ROBERT ANTHONY DAVID, Plaintiff, v. SHARON ALICIA FERGUSON, Defendant
NO. COA02-84-2

Filed: 19 August 2003


Child Support, Custody, and Visitation_custody_illegitimate child_best interest standard

    On remand from the Supreme Court, the Court of Appeals reconsidered David v. Ferguson, 153 N.C. App. 482, and held that the trial court had correctly applied the best interest of the child standard rather than the common law presumption in favor of the mother in awarding joint custody of the parties' illegitimate children.


    On remand by order of the Supreme Court in David v. Ferguson, 357 N.C. 452, ___ S.E.2d ___, remanding the unanimous decision of the Court of Appeals in David v. Ferguson, 153 N.C. App. 482, 571 S.E.2d 230 (2002) for reconsideration in light of the Supreme Court's opinion in Rosero v. Blake, 357 N.C. 193, 581 S.E.2d 41 (2003). Case originally appealed by defendant from order entered 21 June 2001 by Judge Christopher W. Bragg in Richmond County District Court.

    Deane, Williams & Deane, by Jason T. Deane, for plaintiff- appellee.

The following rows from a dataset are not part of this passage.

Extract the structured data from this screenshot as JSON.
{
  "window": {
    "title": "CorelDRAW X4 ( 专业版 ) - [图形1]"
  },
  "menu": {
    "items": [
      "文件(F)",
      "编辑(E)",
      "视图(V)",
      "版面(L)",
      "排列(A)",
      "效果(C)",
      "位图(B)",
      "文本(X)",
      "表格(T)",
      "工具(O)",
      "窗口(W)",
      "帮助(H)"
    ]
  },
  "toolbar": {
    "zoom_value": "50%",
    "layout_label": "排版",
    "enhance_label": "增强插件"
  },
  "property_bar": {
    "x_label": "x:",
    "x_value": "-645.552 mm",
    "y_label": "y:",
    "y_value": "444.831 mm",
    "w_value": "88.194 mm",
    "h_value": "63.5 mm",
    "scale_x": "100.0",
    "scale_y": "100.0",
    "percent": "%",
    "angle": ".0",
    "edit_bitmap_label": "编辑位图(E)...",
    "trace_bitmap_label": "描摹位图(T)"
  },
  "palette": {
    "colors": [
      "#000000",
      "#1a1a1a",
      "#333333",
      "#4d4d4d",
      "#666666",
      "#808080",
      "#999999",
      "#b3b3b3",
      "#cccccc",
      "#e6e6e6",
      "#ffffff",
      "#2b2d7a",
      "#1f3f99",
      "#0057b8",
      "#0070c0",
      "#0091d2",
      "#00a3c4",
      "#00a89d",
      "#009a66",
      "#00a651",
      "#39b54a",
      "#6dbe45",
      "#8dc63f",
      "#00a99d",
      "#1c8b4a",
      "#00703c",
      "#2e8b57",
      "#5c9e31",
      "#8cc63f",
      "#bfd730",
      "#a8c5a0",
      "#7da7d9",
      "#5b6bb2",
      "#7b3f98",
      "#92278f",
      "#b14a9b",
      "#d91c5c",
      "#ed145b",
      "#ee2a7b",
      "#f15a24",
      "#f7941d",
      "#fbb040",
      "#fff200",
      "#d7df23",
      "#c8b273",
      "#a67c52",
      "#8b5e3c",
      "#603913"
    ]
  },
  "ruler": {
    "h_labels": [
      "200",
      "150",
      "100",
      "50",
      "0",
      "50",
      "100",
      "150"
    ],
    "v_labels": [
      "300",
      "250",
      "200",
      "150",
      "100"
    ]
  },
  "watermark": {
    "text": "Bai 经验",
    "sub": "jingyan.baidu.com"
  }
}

    Henry T. Drake for defendant-appellant.

    BRYANT, Judge.

    This case comes before us on remand from the North Carolina Supreme Court for reconsideration of our decision in light of its holding in Rosero v. Blake, 357 N.C. 193, 581 S.E.2d 41 (2003) that the common law presumption in favor of awarding custody to the mother of an illegitimate child has been abrogated by statutory and case law. Id. at ---, 581 S.E.2d at 45; see N.C.G.S. § 50-13.2(a) (2001).    In the case sub judice, defendant-mother contended the trial court had erred by applying the best interest of the child standard in awarding joint custody of the parties' illegitimate children instead of using the common law presumption. This Court agreed with defendant and reversed and remanded the case based on what was then binding precedent established by the Court of Appeals in Rosero, which recognized the existence of the presumption in favor of the mother. David v. Ferguson, 153 N.C. App. 482, 571 S.E.2d 230 (2002); Rosero v. Blake, 150 N.C. App. 250, 563 S.E.2d 248 (2002). The Supreme Court's recent decision in Rosero, however, reversed the Court of Appeals decision and held that:
        the father's right to custody of his illegitimate child is legally equal to that of the child's mother, and, as dictated by section 50-13.2, if the best interest of the child is served by placing the child in the father's custody, he is to be awarded custody of that child.

Rosero, --- N.C. at ---, 581 S.E.2d at 50.
    Having reconsidered David v. Ferguson in light of the above holding, we now conclude that the trial court applied the correct standard as between the parents of an illegitimate child. Accordingly, we reverse our initial holding and affirm the trial court's custody order.
    Affirmed.
    Judges McCULLOUGH and TYSON concur.